Clay understood what the priesthood of globalization spent three decades denying: Economic power is national power. A country that cannot make what it needs, finance its own expansion, or secure the energy that sustains both is not sovereign in any serious sense. Bessent’s formulation, that economic security is national security, is simply Clay’s doctrine translated into the language of the 21st century.
President Trump had already prepared the ground. In April, he proclaimed April 12, 2026, a day of celebration in honor of Henry Clay and ordered Room 208 in the Eisenhower Executive Office Building redesignated as the Henry Clay Room. That was not empty nostalgia. Trump has long treated Clay’s creed of “fair, equal, and reciprocal” trade as a precursor to America First economics. Bessent’s speech converted that historical tribute into governing doctrine.
The significance reaches beyond one speech. The United States is rediscovering its native political economy: strategic protection for key industries, public backing for national development, and finance aligned with national strength rather than with the abstractions of borderless efficiency. Kevin Warsh is attempting something parallel at the Federal Reserve. His call for a new Treasury, Fed accord and a smaller Fed balance sheet points toward a more Hamiltonian vision of public credit, and, in a deeper sense, an effort to undo William McChesney Martin’s betrayal of Harry Truman.
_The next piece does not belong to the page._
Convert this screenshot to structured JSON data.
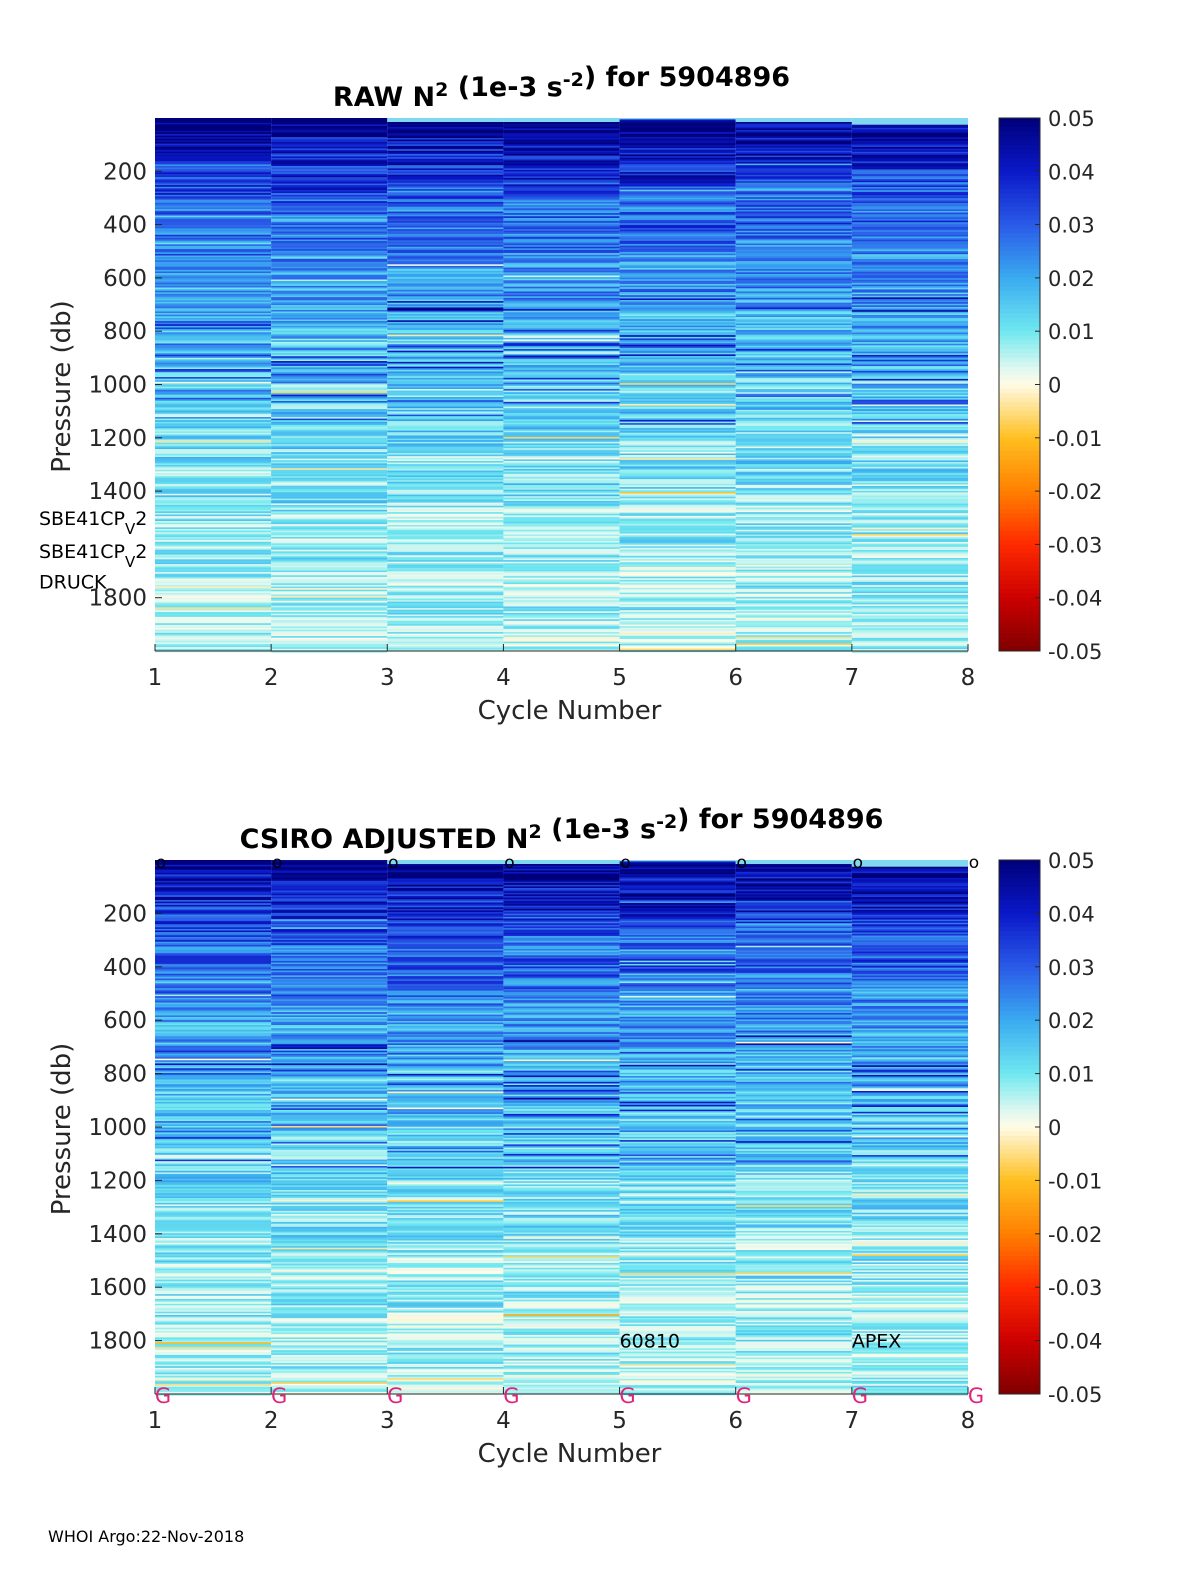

Truman called Martin a traitor when the Fed chairman prioritized monetary independence over financing national strategy. What Martin enshrined as central-bank independence, Warsh seems to treat as a historical deviation from the older American tradition in which public credit served national power.
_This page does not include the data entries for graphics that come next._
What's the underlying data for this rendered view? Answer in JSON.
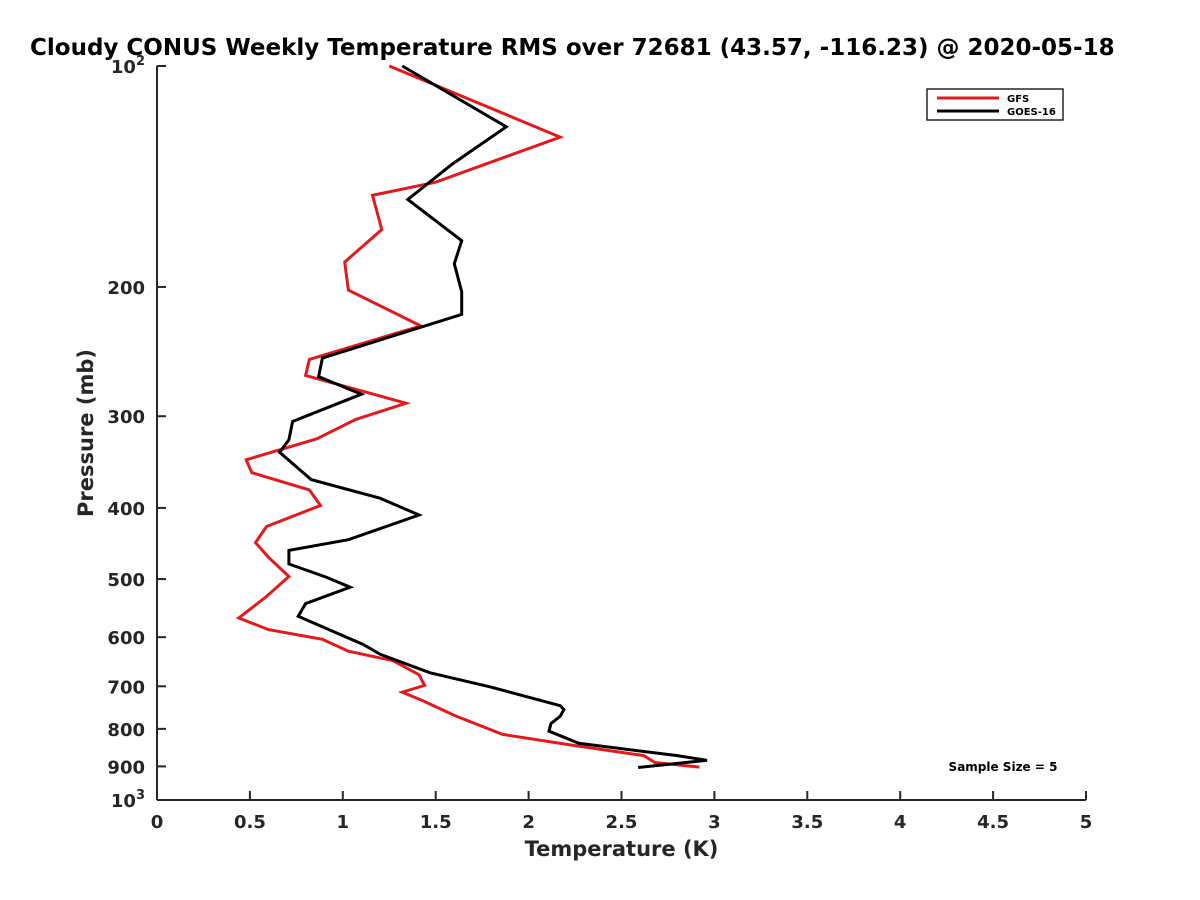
{
  "chart_data": {
    "type": "line",
    "title": "Cloudy CONUS Weekly Temperature RMS over 72681 (43.57, -116.23) @ 2020-05-18",
    "xlabel": "Temperature (K)",
    "ylabel": "Pressure (mb)",
    "xlim": [
      0,
      5
    ],
    "ylim": [
      100,
      1000
    ],
    "y_scale": "log",
    "y_reversed": true,
    "x_ticks": [
      "0",
      "0.5",
      "1",
      "1.5",
      "2",
      "2.5",
      "3",
      "3.5",
      "4",
      "4.5",
      "5"
    ],
    "y_ticks": [
      {
        "value": 100,
        "base": "10",
        "exp": "2"
      },
      {
        "value": 200,
        "label": "200"
      },
      {
        "value": 300,
        "label": "300"
      },
      {
        "value": 400,
        "label": "400"
      },
      {
        "value": 500,
        "label": "500"
      },
      {
        "value": 600,
        "label": "600"
      },
      {
        "value": 700,
        "label": "700"
      },
      {
        "value": 800,
        "label": "800"
      },
      {
        "value": 900,
        "label": "900"
      },
      {
        "value": 1000,
        "base": "10",
        "exp": "3"
      }
    ],
    "grid": false,
    "legend_position": "top-right",
    "series": [
      {
        "name": "GFS",
        "color": "#e31a1c",
        "points": [
          [
            1.25,
            100
          ],
          [
            2.17,
            125
          ],
          [
            1.5,
            144
          ],
          [
            1.16,
            150
          ],
          [
            1.21,
            167
          ],
          [
            1.01,
            185
          ],
          [
            1.03,
            202
          ],
          [
            1.42,
            226
          ],
          [
            0.82,
            251
          ],
          [
            0.8,
            264
          ],
          [
            1.34,
            288
          ],
          [
            1.07,
            303
          ],
          [
            0.86,
            322
          ],
          [
            0.48,
            344
          ],
          [
            0.51,
            358
          ],
          [
            0.82,
            378
          ],
          [
            0.88,
            397
          ],
          [
            0.59,
            424
          ],
          [
            0.53,
            446
          ],
          [
            0.6,
            467
          ],
          [
            0.71,
            496
          ],
          [
            0.59,
            528
          ],
          [
            0.44,
            565
          ],
          [
            0.6,
            586
          ],
          [
            0.89,
            604
          ],
          [
            1.03,
            627
          ],
          [
            1.27,
            646
          ],
          [
            1.41,
            675
          ],
          [
            1.44,
            698
          ],
          [
            1.32,
            713
          ],
          [
            1.43,
            732
          ],
          [
            1.6,
            767
          ],
          [
            1.86,
            814
          ],
          [
            2.25,
            843
          ],
          [
            2.62,
            870
          ],
          [
            2.68,
            889
          ],
          [
            2.92,
            902
          ]
        ]
      },
      {
        "name": "GOES-16",
        "color": "#000000",
        "points": [
          [
            1.32,
            100
          ],
          [
            1.88,
            121
          ],
          [
            1.59,
            136
          ],
          [
            1.35,
            152
          ],
          [
            1.64,
            173
          ],
          [
            1.6,
            186
          ],
          [
            1.64,
            203
          ],
          [
            1.64,
            218
          ],
          [
            0.89,
            250
          ],
          [
            0.87,
            265
          ],
          [
            1.1,
            280
          ],
          [
            0.73,
            305
          ],
          [
            0.71,
            323
          ],
          [
            0.66,
            336
          ],
          [
            0.83,
            366
          ],
          [
            1.2,
            388
          ],
          [
            1.41,
            409
          ],
          [
            1.03,
            442
          ],
          [
            0.71,
            457
          ],
          [
            0.71,
            477
          ],
          [
            0.91,
            497
          ],
          [
            1.04,
            513
          ],
          [
            0.8,
            540
          ],
          [
            0.76,
            562
          ],
          [
            1.11,
            614
          ],
          [
            1.2,
            633
          ],
          [
            1.47,
            671
          ],
          [
            1.8,
            702
          ],
          [
            2.17,
            744
          ],
          [
            2.19,
            753
          ],
          [
            2.17,
            769
          ],
          [
            2.12,
            787
          ],
          [
            2.11,
            806
          ],
          [
            2.27,
            837
          ],
          [
            2.8,
            870
          ],
          [
            2.96,
            883
          ],
          [
            2.59,
            903
          ]
        ]
      }
    ],
    "annotation": "Sample Size = 5"
  }
}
The last time the United States operated on anything like this logic at full scale was during World War II, when Washington treated steel, shipping, energy, logistics, and capital allocation as parts of one integrated national mission. That, not laissez-faire mythology, is the real American precedent for national power in an age of danger.
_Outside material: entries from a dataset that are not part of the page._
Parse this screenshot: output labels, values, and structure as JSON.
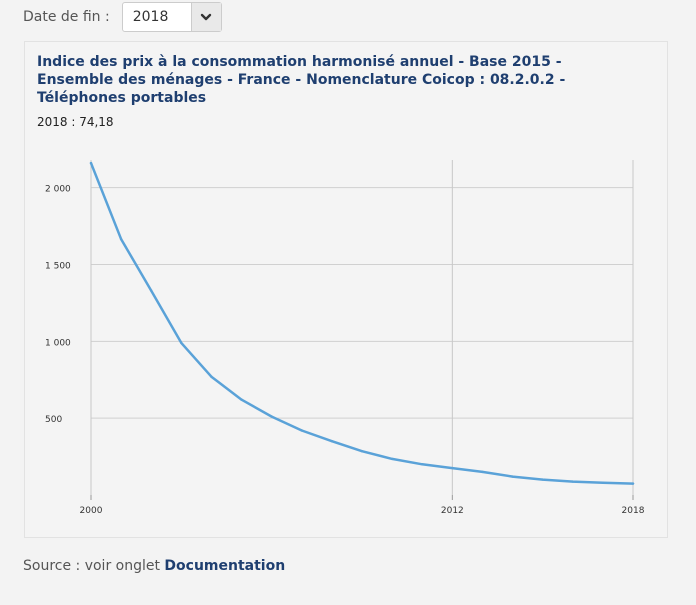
{
  "date_filter": {
    "label": "Date de fin :",
    "selected": "2018"
  },
  "chart_data": {
    "type": "line",
    "title": "Indice des prix à la consommation harmonisé annuel - Base 2015 - Ensemble des ménages - France - Nomenclature Coicop : 08.2.0.2 - Téléphones portables",
    "subtitle": "2018 : 74,18",
    "xlabel": "",
    "ylabel": "",
    "x": [
      2000,
      2001,
      2002,
      2003,
      2004,
      2005,
      2006,
      2007,
      2008,
      2009,
      2010,
      2011,
      2012,
      2013,
      2014,
      2015,
      2016,
      2017,
      2018
    ],
    "series": [
      {
        "values": [
          2160,
          1665,
          1330,
          990,
          770,
          620,
          510,
          420,
          350,
          285,
          235,
          200,
          175,
          150,
          120,
          100,
          87,
          80,
          74.18
        ]
      }
    ],
    "xlim": [
      2000,
      2018
    ],
    "ylim": [
      0,
      2180
    ],
    "x_ticks": [
      "2000",
      "2012",
      "2018"
    ],
    "x_tick_values": [
      2000,
      2012,
      2018
    ],
    "y_ticks": [
      "500",
      "1 000",
      "1 500",
      "2 000"
    ],
    "y_tick_values": [
      500,
      1000,
      1500,
      2000
    ],
    "grid": true,
    "line_color": "#5aa2d8"
  },
  "source": {
    "prefix": "Source : voir onglet",
    "link": "Documentation"
  }
}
The world woke up when President Trump launched Operation Epic Fury and Operation Absolute Resolve. The closure of the Strait of Hormuz then made the lesson impossible to miss: resource security is not a seminar topic but the hard foundation of state power. Once one of the world’s critical energy choke points was effectively shut, the entire fantasy that advanced economies could float above geography, production, and force collapsed in real time.
That is why leaders across the West, Mark Carney included, are drifting toward the language of resilience, industrial capacity, and strategic autonomy.
Yet America retains the decisive advantage. Coupled with Canada and Venezuela, the Americas are becoming the center of resource security. The United States sits at the heart of that system as an energy superpower, with the oil, gas, capital, and industrial base to turn strategy into production. Europe lacks that foundation. China cannot trust its access to it.
Bessent did not merely defend a policy mix. He announced a return to an older American statecraft: Clay at Treasury, Hamilton at the Fed, and the American System back at the center of national strategy.